TL;DR
This paper introduces a novel approach to polynomial root-finding that significantly accelerates subdivision algorithms by optimizing exclusion tests and Taylor's shifts, supported by extensive analysis and numerical validation.
Contribution
It advances the extension of root radius approximation algorithms, providing practical acceleration and new initialization methods for subdivision root-finders.
Findings
Significant reduction in exclusion tests and Taylor's shifts needed
Achieved near optimal Boolean complexity bounds
Validated improvements through numerical experiments
Abstract
We depart from our approximation of 2000 of all root radii of a polynomial, which has readily extended Sch{\"o}nhage's efficient algorithm of 1982 for a single root radius.

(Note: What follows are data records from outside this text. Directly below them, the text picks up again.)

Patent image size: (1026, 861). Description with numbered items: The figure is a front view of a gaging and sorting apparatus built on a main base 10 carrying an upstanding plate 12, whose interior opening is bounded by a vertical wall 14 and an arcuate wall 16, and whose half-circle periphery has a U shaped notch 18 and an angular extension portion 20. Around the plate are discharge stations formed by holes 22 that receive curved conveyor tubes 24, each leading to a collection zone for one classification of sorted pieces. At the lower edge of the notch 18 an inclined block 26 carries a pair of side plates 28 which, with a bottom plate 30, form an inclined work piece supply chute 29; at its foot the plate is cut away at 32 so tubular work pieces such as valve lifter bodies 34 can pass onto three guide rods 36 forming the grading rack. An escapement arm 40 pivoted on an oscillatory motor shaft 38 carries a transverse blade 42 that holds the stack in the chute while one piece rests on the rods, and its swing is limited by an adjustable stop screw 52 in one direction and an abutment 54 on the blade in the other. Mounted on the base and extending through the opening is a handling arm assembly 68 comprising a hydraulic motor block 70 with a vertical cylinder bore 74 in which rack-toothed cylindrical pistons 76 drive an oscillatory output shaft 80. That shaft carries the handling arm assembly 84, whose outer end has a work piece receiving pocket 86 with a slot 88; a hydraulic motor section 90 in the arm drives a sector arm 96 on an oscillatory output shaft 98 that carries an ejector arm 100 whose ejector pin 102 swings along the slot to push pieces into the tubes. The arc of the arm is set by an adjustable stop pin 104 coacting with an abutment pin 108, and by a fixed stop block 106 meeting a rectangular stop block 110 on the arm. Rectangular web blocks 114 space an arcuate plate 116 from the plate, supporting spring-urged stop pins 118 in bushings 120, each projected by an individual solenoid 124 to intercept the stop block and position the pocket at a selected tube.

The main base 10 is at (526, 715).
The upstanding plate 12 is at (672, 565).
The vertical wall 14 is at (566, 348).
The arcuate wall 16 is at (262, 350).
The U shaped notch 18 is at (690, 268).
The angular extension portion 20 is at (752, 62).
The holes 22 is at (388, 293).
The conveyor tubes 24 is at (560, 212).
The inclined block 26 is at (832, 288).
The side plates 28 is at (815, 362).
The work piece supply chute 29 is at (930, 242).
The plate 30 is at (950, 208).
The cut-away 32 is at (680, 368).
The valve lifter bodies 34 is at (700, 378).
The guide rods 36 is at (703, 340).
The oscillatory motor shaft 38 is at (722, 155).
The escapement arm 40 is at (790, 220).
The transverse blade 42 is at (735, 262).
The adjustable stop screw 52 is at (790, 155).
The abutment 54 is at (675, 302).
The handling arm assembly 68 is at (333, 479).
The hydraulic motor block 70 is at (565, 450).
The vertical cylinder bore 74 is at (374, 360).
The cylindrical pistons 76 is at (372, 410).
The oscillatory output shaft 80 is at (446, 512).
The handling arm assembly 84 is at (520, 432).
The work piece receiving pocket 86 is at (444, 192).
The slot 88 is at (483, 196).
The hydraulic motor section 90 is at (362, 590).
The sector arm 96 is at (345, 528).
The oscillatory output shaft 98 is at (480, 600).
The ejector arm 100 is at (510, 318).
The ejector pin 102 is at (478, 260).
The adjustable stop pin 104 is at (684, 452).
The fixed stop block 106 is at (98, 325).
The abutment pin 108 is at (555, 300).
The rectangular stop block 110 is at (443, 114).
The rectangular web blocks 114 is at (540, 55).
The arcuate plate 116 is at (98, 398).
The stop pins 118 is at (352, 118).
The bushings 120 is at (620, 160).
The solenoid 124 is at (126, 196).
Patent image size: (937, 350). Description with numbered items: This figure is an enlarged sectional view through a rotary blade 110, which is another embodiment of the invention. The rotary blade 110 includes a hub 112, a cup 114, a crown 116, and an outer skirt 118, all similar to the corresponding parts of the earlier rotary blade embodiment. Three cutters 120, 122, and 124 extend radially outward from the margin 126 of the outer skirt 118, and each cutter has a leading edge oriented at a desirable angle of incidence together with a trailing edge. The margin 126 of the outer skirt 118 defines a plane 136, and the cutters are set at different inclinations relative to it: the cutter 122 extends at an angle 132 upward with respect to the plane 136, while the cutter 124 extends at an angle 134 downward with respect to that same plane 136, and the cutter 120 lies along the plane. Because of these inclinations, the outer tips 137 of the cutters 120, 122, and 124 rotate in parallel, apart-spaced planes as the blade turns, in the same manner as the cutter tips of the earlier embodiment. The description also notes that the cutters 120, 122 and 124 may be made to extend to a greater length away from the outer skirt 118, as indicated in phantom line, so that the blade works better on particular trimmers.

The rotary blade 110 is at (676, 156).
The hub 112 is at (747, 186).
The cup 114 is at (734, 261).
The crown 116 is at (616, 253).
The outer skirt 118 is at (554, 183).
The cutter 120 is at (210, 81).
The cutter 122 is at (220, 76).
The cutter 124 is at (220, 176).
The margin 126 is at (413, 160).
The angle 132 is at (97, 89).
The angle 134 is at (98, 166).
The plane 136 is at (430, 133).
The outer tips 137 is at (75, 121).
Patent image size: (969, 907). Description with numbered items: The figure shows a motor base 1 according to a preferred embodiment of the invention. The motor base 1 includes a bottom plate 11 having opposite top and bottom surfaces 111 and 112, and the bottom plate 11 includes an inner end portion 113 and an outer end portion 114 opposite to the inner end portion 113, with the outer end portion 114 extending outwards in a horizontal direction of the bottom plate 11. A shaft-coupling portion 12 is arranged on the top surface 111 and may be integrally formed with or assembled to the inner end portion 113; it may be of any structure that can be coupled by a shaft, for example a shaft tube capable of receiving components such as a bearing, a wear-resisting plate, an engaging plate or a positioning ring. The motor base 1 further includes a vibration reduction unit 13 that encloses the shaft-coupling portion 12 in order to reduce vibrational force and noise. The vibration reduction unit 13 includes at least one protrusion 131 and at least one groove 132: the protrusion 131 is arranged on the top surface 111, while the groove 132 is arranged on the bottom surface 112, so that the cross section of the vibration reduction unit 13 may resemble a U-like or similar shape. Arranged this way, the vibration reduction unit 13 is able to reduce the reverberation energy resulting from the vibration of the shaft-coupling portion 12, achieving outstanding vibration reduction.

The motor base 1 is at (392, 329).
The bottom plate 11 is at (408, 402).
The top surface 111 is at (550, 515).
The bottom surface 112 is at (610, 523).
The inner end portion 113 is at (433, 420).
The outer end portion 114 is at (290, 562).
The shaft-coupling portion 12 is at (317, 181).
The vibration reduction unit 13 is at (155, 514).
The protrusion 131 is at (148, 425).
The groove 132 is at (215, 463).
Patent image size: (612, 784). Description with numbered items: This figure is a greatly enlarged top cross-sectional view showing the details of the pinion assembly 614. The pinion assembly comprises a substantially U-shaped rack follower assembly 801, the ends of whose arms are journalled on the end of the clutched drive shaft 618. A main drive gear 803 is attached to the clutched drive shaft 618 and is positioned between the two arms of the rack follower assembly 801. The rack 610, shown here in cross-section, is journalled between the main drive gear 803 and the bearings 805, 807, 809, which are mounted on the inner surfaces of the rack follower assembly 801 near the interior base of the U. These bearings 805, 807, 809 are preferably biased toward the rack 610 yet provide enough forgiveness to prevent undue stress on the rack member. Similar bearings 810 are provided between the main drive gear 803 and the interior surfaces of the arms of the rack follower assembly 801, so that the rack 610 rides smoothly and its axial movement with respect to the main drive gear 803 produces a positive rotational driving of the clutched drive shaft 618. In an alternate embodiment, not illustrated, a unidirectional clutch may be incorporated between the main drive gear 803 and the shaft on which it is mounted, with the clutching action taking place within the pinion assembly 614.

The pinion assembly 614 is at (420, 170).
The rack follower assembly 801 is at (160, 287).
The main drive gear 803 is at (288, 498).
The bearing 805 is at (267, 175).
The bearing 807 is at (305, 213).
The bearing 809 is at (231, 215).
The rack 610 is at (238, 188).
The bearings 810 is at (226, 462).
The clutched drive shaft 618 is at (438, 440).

We revisit this extension, advance it, based on our simple but novel idea, and yield significant practical acceleration of the known near optimal subdivision algorithms for complex and real root-finding of user's choice. We achieve this by means of significant saving of exclusion tests and Taylor's shifts, which are the bottleneck of subdivision root-finders. This saving relies on our novel recipes for the initialization of root-finding iterations of independent interest. We demonstrate our practical progress with numerical tests, provide extensive analysis of the resulting algorithms, and show that, like the preceding subdivision root-finders, they support near optimal Boolean complexity bounds.